Norton Straw Consultants, the engineering and management consultancy experts, have announced the completion of a detailed integrity study for a major chemical plant.

The operator had detected an incipient flaw in a weld on the outlet manifold of their hydrogen reformer, which operates at extremely high temperatures. It wasn’t clear what the cause of this flaw was or how it would develop during operation. Although future replacement of the component was clearly necessary, analysis was required to determine when.

This outlet manifold weld is subject to complex stresses. Primary loads are imposed by the weight of the header and other components that are attached to it, and these change as the plant enters operation and heats up. Secondary stresses are caused by thermal gradients across the weld where the flaw was detected, both in steady-state and transient stresses during start-up. Detailed analysis was required to calculate these loads before the life of the flaw could be assessed.

Norton Straw began with a Computational Fluid Dynamics (CFD) model of the hot gas flow through the manifold and the air at various temperatures that surrounded it. Both steady-state and start-up conditions were simulated. These temperatures were then mapped onto a detailed Finite Element (FE) model of the manifold that also represented the structural support provided by the rests beneath the manifold and the connecting pipework. The pipework loads were imposed by a counter-weight system that kept them in tension, and it was found that these loads were asymmetric and so also applied a torque around the weld.

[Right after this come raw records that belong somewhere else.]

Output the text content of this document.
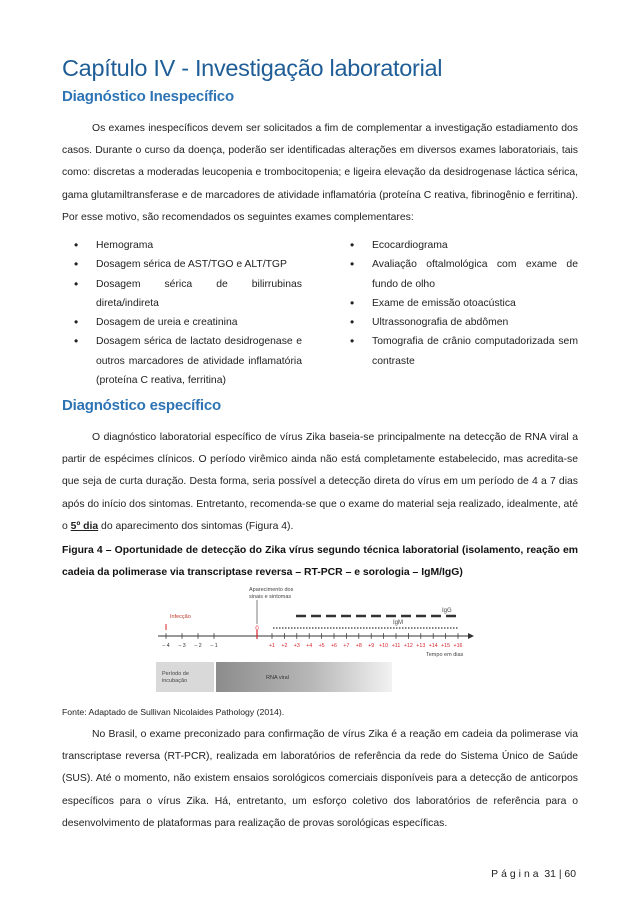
Capítulo IV - Investigação laboratorial
Diagnóstico Inespecífico

Os exames inespecíficos devem ser solicitados a fim de complementar a investigação estadiamento dos casos. Durante o curso da doença, poderão ser identificadas alterações em diversos exames laboratoriais, tais como: discretas a moderadas leucopenia e trombocitopenia; e ligeira elevação da desidrogenase láctica sérica, gama glutamiltransferase e de marcadores de atividade inflamatória (proteína C reativa, fibrinogênio e ferritina). Por esse motivo, são recomendados os seguintes exames complementares:

• Hemograma
• Dosagem sérica de AST/TGO e ALT/TGP
• Dosagem sérica de bilirrubinas direta/indireta
• Dosagem de ureia e creatinina
• Dosagem sérica de lactato desidrogenase e outros marcadores de atividade inflamatória (proteína C reativa, ferritina)
• Ecocardiograma
• Avaliação oftalmológica com exame de fundo de olho
• Exame de emissão otoacústica
• Ultrassonografia de abdômen
• Tomografia de crânio computadorizada sem contraste
Diagnóstico específico

O diagnóstico laboratorial específico de vírus Zika baseia-se principalmente na detecção de RNA viral a partir de espécimes clínicos. O período virêmico ainda não está completamente estabelecido, mas acredita-se que seja de curta duração. Desta forma, seria possível a detecção direta do vírus em um período de 4 a 7 dias após do início dos sintomas. Entretanto, recomenda-se que o exame do material seja realizado, idealmente, até o 5º dia do aparecimento dos sintomas (Figura 4).

Figura 4 – Oportunidade de detecção do Zika vírus segundo técnica laboratorial (isolamento, reação em cadeia da polimerase via transcriptase reversa – RT-PCR – e sorologia – IgM/IgG)

Aparecimento dos
sinais e sintomas
Infecção
IgG
IgM
– 4 – 3 – 2 – 1
0
+1 +2 +3 +4 +5 +6 +7 +8 +9 +10 +11 +12 +13 +14 +15 +16
Tempo em dias
Período de
incubação	RNA viral
Fonte: Adaptado de Sullivan Nicolaides Pathology (2014).

No Brasil, o exame preconizado para confirmação de vírus Zika é a reação em cadeia da polimerase via transcriptase reversa (RT-PCR), realizada em laboratórios de referência da rede do Sistema Único de Saúde (SUS). Até o momento, não existem ensaios sorológicos comerciais disponíveis para a detecção de anticorpos específicos para o vírus Zika. Há, entretanto, um esforço coletivo dos laboratórios de referência para o desenvolvimento de plataformas para realização de provas sorológicas específicas.

Página 31 | 60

Assessment of the resulting stress field identified high-temperature creep as the principal failure mechanism. Norton Straw had to develop material models for the exotic stainless steel from which the manifold was made, and then use these models in a fitness-for-service assessment to the API 579 standard. It was concluded that the component had sufficient remaining operating life to allow production to continue until the next scheduled shut-down, when it could be replaced.